Domandiamoci: e se anche gli altri dimissionari/non ricandidati lo avessero fatto per dissidi politici che hanno preferito non far emergere? In tal caso nascerebbe spontanea un' altra domanda che ho sentito fare ad un collega: qual' è lo stato di salute del centrodestra ? Anzi, perché uno su tre in campo si ritira o addirittura passa nel campo avverso? (è diverso da quel che è successo a sinistra, dove le rotture sono state sempre politiche).
Non si pensi che ritiri ed abbandoni, anche se equivalenti ad un terzo degli esponenti, sia cosa che riguarda i politici e non la Città. Se una coalizione ha questi problemi di tenuta e coesione interna non può far davvero bene alla Città, perché perde entusiasmo e lucidità, appeal ed autorevolezza esterna.
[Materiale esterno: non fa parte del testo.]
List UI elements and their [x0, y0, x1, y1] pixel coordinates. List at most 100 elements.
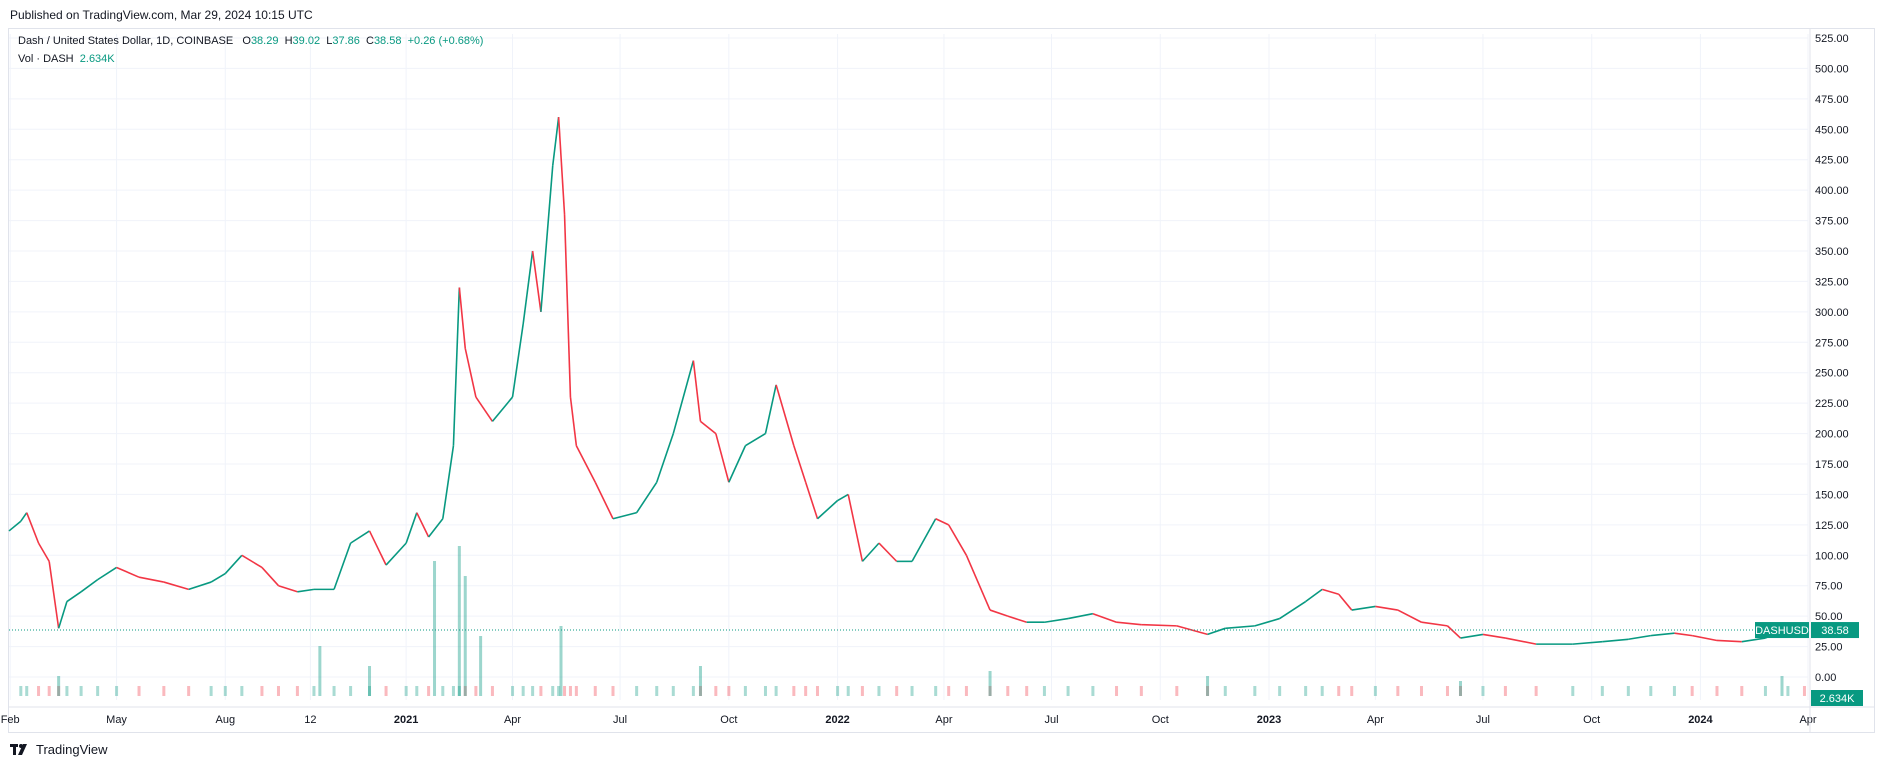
volume-bar	[1458, 681, 1462, 696]
volume-bar	[137, 686, 141, 696]
price-segment	[261, 566, 280, 587]
volume-bar	[804, 686, 808, 696]
y-tick-label: 75.00	[1815, 581, 1843, 593]
x-tick-label: Apr	[1799, 714, 1816, 726]
volume-bar	[1006, 686, 1010, 696]
volume-label[interactable]: Vol · DASH	[18, 53, 74, 65]
volume-bar	[115, 686, 119, 696]
price-segment	[1305, 588, 1323, 603]
volume-bar	[96, 686, 100, 696]
change-value: +0.26 (+0.68%)	[407, 35, 484, 47]
price-segment	[452, 287, 461, 446]
volume-bar	[368, 686, 372, 696]
volume-bar	[332, 686, 336, 696]
price-segment	[224, 554, 243, 575]
volume-bar	[451, 686, 455, 696]
price-segment	[8, 520, 22, 532]
volume-bar	[1481, 686, 1485, 696]
y-tick-label: 475.00	[1815, 94, 1849, 106]
volume-bar	[223, 686, 227, 696]
x-tick-label: 2022	[825, 714, 849, 726]
low-value: 37.86	[332, 35, 360, 47]
price-segment	[20, 512, 28, 522]
price-segment	[1338, 593, 1353, 611]
volume-bar	[209, 686, 213, 696]
y-tick-label: 25.00	[1815, 642, 1843, 654]
y-tick-label: 400.00	[1815, 185, 1849, 197]
price-segment	[1650, 632, 1675, 637]
price-segment	[385, 542, 407, 566]
price-segment	[861, 542, 880, 562]
x-tick-label: 2023	[1257, 714, 1281, 726]
volume-bar	[1600, 686, 1604, 696]
volume-bar	[691, 686, 695, 696]
y-tick-label: 50.00	[1815, 611, 1843, 623]
price-segment	[1044, 617, 1069, 624]
price-segment	[405, 512, 418, 544]
volume-bar	[463, 576, 467, 696]
y-tick-label: 150.00	[1815, 489, 1849, 501]
volume-bar	[964, 686, 968, 696]
price-segment	[1207, 627, 1226, 636]
volume-bar	[1715, 686, 1719, 696]
volume-bar	[1304, 686, 1308, 696]
volume-bar	[276, 686, 280, 696]
volume-bar	[433, 561, 437, 696]
volume-bar	[763, 686, 767, 696]
volume-bar	[774, 686, 778, 696]
x-tick-label: 2021	[394, 714, 418, 726]
volume-bar	[479, 636, 483, 696]
volume-bar	[846, 686, 850, 696]
price-segment	[744, 432, 766, 447]
tradingview-logo-icon	[10, 743, 27, 755]
chart-panel[interactable]	[8, 28, 1875, 733]
volume-bar	[1780, 676, 1784, 696]
y-tick-label: 350.00	[1815, 246, 1849, 258]
volume-bar	[37, 686, 41, 696]
price-segment	[1141, 623, 1177, 627]
price-segment	[350, 530, 370, 544]
y-tick-label: 450.00	[1815, 124, 1849, 136]
price-segment	[138, 576, 164, 583]
volume-bar	[57, 686, 61, 696]
price-segment	[775, 384, 795, 446]
price-segment	[551, 117, 560, 166]
price-segment	[569, 396, 578, 446]
volume-badge-label: 2.634K	[1820, 693, 1856, 705]
volume-bar	[563, 686, 567, 696]
volume-bar	[1373, 686, 1377, 696]
volume-bar	[474, 686, 478, 696]
price-segment	[442, 445, 455, 519]
high-label: H	[284, 35, 293, 47]
x-tick-label: 2024	[1688, 714, 1713, 726]
volume-bar	[1253, 686, 1257, 696]
footer-brand[interactable]: TradingView	[10, 742, 108, 757]
x-tick-label: Oct	[1583, 714, 1600, 726]
x-tick-label: Jul	[1044, 714, 1058, 726]
price-segment	[1482, 633, 1506, 639]
price-segment	[1351, 605, 1376, 611]
symbol-name[interactable]: Dash / United States Dollar, 1D, COINBAS…	[18, 35, 234, 47]
price-segment	[1176, 625, 1208, 636]
high-value: 39.02	[292, 35, 321, 47]
y-tick-label: 325.00	[1815, 276, 1849, 288]
volume-bar	[1672, 686, 1676, 696]
volume-bar	[1740, 686, 1744, 696]
volume-bar	[1419, 686, 1423, 696]
volume-bar	[463, 686, 467, 696]
price-segment	[458, 287, 467, 349]
price-segment	[48, 561, 60, 629]
price-segment	[764, 384, 777, 434]
price-segment	[563, 214, 572, 398]
price-segment	[210, 572, 226, 583]
price-segment	[540, 165, 554, 312]
volume-bar	[1396, 686, 1400, 696]
price-segment	[1674, 632, 1693, 637]
volume-bar	[727, 686, 731, 696]
price-segment	[1067, 612, 1094, 620]
price-segment	[531, 250, 542, 312]
y-tick-label: 250.00	[1815, 368, 1849, 380]
price-segment	[333, 542, 352, 590]
price-segment	[715, 433, 730, 483]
Per questo Marcello e Raspa hanno voluto allearsi con Fabio Travaglini, vedendolo molto entusiasta: ha addirittura parlato di cinque liste a suo sostegno. E' percepito come "garante" di personalità con profili diversi. È aiutato dalla sua moderatezza e dall' esperienza derivante dagli incarichi ricoperti: Comune, Camera Commercio, Capodelegazione Aiccre al Consiglio d' Europa ed alle Cooperative.
Marcello e Raspa hanno realizzato che dove stavano non c' era rispetto, perché non c' era trasparenza (ancora oggi non si sa in quanti hanno voluto la De Nicolis e silurato Lippis) e che con Travaglini il rispetto lo troveranno, perché non esistono "camere caritatis", ma stanze politiche, dove i politici veri mettono in campo le diverse visioni eppoi si sceglie la migliore.
Del resto se oggi siedono allo stesso Governo Speranza di Articolo 1 e Garavaglia della Lega non si capisce perché non possono stare assieme Marcello e Codagnone o Raspa e Posata, con uno come Travaglini a fare sintesi, ove mai ce n'è dovesse essere bisogno.